Elle répondait à cette question : « Les sages-femmes ont-elles quelque chose à voir avec les avortements, et peuvent-elles refuser d’y participer en raison de leurs convictions ? »

« On a le droit de refuser de participer, la loi protège le droit statutaire à l’objection de conscience. Je m’opposerai toujours personnellement à participer à tuer un enfant à naître. »

Dénoncée pour cette prise de position, elle a été convoquée par la direction de son service de santé et a été envoyée à l’université d’Edimbourg, où l’on a ouvert une enquête sur son aptitude à exercer, pour a) avoir jeté le discrédit sur la profession ou l’université ; b) s’être comportée d’une manière « préjudiciable à la sécurité, à la dignité, au bien-être et à la réputation personnelle et/ou professionnelle d’autrui » ; c) avoir fait un usage abusif des médias sociaux ; et d) s’être comportée d’une manière ne répondant pas aux attentes du code professionnel de l’étudiant.

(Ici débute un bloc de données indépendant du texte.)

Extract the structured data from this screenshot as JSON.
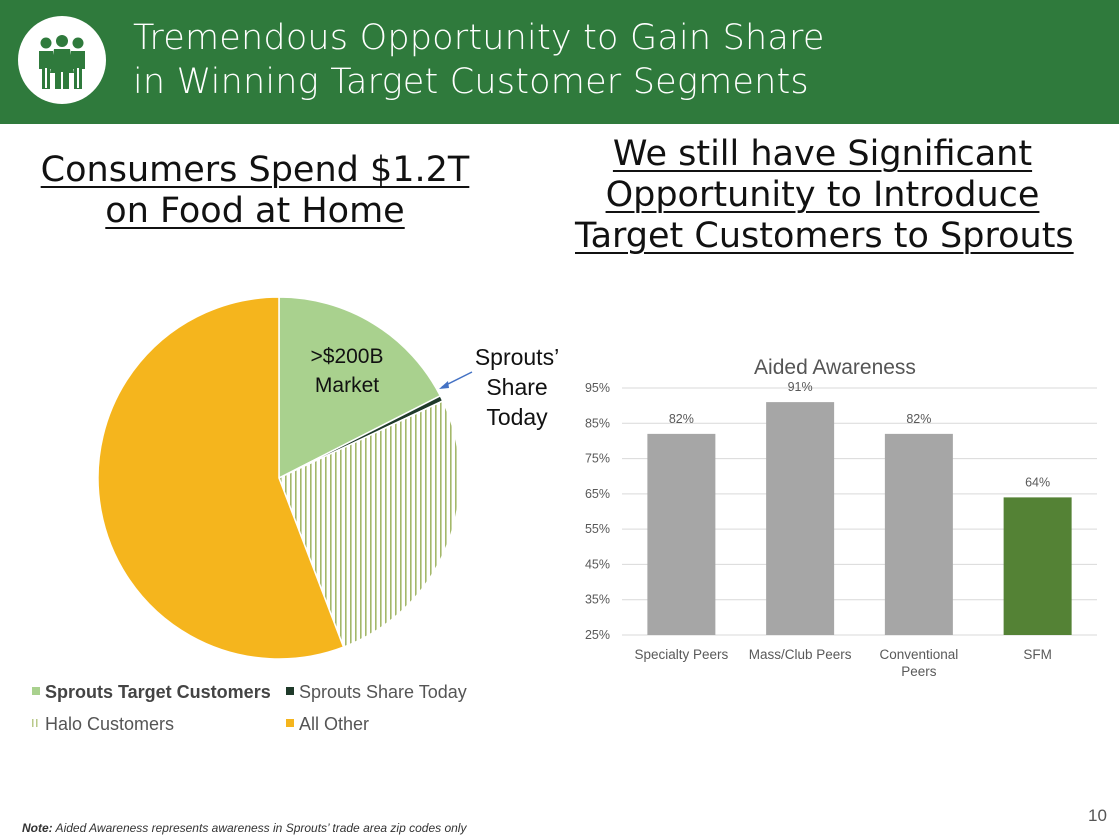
{
  "header": {
    "title_line1": "Tremendous Opportunity to Gain Share",
    "title_line2": "in Winning Target Customer Segments",
    "background_color": "#2f7a3c",
    "logo_icon": "people-group-icon"
  },
  "left": {
    "heading_line1": "Consumers Spend $1.2T",
    "heading_line2": "on Food at Home",
    "pie_label_market_line1": ">$200B",
    "pie_label_market_line2": "Market",
    "pie_label_share_line1": "Sprouts’",
    "pie_label_share_line2": "Share",
    "pie_label_share_line3": "Today"
  },
  "right": {
    "heading_line1": "We still have Significant",
    "heading_line2": "Opportunity to Introduce",
    "heading_line3": "Target Customers to Sprouts"
  },
  "legend": {
    "items": [
      {
        "label": "Sprouts Target Customers",
        "color": "#a9d18e",
        "bold": true
      },
      {
        "label": "Sprouts Share Today",
        "color": "#1f3a2a"
      },
      {
        "label": "Halo Customers",
        "color": "#b9c98a",
        "pattern": "vertical-lines"
      },
      {
        "label": "All Other",
        "color": "#f5b51d"
      }
    ]
  },
  "chart_data": [
    {
      "type": "pie",
      "title": "",
      "slices": [
        {
          "name": "Sprouts Target Customers",
          "fraction": 0.175,
          "color": "#a9d18e"
        },
        {
          "name": "Sprouts Share Today",
          "fraction": 0.005,
          "color": "#1f3a2a"
        },
        {
          "name": "Halo Customers",
          "fraction": 0.262,
          "color": "#b9c98a",
          "pattern": "vertical-lines"
        },
        {
          "name": "All Other",
          "fraction": 0.558,
          "color": "#f5b51d"
        }
      ]
    },
    {
      "type": "bar",
      "title": "Aided Awareness",
      "categories": [
        "Specialty Peers",
        "Mass/Club Peers",
        "Conventional Peers",
        "SFM"
      ],
      "category_lines": [
        [
          "Specialty Peers"
        ],
        [
          "Mass/Club Peers"
        ],
        [
          "Conventional",
          "Peers"
        ],
        [
          "SFM"
        ]
      ],
      "values": [
        82,
        91,
        82,
        64
      ],
      "data_labels": [
        "82%",
        "91%",
        "82%",
        "64%"
      ],
      "bar_colors": [
        "#a6a6a6",
        "#a6a6a6",
        "#a6a6a6",
        "#548235"
      ],
      "ylim": [
        25,
        95
      ],
      "yticks": [
        25,
        35,
        45,
        55,
        65,
        75,
        85,
        95
      ],
      "ytick_labels": [
        "25%",
        "35%",
        "45%",
        "55%",
        "65%",
        "75%",
        "85%",
        "95%"
      ],
      "grid": true
    }
  ],
  "footer": {
    "note_bold": "Note:",
    "note_text": " Aided Awareness represents awareness in Sprouts’ trade area zip codes only",
    "page_number": "10"
  }
}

Pour finir elle a bénéficié d’un non-lieu. La direction du service de santé a protesté, puis s’est écrasé après intervention de l’université. Mais ses professeurs ont continué de critiquer Sara Spencer et ses croyances pro-vie « inappropriées ».

Sara Spencer demande quant à elle à la direction du service de santé de reconnaître explicitement et publiquement son droit à l’objection de conscience, à la liberté d’expression et à la protection de sa foi, et d’assurer qu’il n’y aura pas de discrimination à l’avenir contre les étudiants et les professionnels qui expriment des opinions pro-vie.